French Travel Writing in the Ottoman Empire: Marseille - Constantinople (1650-1700)

Examining the history of the French experience of the Ottoman world and Turkey, this comparative study visits the accounts of early modern travelers for the insights they bring to the field of travel writing. The journals of contemporaries Jean-Baptiste Tavernier, Jean Thévenot, Laurent D’Arvieux, Guillaume-Joseph Grelot, Jean Chardin, and Antoine Galland reveal a rich corpus of political, social, and cultural elements relating to the Ottoman Empire at the time, enabling an appreciation of the diverse shapes that travel narratives can take at a distinct historical juncture. Longino examines how these writers construct themselves as authors, characters, and individuals in keeping with the central human project of individuation in the early modern era, also marking the differences that define each of these travelers – the shopper, the envoy, the voyeur, the arriviste, the ethnographer, the merchant. She shows how these narratives complicate and alter political and cultural paradigms in the fields of Mediterranean studies, 17th-century French studies, and cultural studies, arguing for their importance in the canon of early modern narrative forms, and specifically travel writing. The first study to examine these travel journals and writers together, this book will be of interest to a range of scholars covering travel writing, French literature, and history.
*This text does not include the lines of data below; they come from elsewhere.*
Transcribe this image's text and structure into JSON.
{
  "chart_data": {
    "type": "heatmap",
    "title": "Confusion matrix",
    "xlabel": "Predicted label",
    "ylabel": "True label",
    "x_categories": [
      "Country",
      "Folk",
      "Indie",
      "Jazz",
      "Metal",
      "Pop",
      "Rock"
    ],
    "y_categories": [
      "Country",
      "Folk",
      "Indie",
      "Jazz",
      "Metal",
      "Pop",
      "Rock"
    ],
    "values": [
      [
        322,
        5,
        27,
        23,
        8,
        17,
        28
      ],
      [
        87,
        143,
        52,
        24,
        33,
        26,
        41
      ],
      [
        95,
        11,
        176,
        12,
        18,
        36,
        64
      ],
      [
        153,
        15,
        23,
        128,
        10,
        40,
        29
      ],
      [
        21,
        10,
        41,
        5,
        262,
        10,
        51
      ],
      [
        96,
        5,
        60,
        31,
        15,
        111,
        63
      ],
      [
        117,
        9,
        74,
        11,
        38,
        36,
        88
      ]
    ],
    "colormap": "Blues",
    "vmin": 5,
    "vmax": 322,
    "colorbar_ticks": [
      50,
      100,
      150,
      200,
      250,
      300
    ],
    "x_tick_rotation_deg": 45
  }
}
Routledge – 2015 – 180 pages

Series: Routledge Research in Travel Writing 

Post date: 9 years 8 months ago
Leanna Bridge Rezvani
M.I.T.

With thanks to Leanna Bridge Rezvani for reminding me of her pedagogical website on teaching La Princesse de Clèves, to which she has made additions since speaking about the resource at last year's SE-17 conference.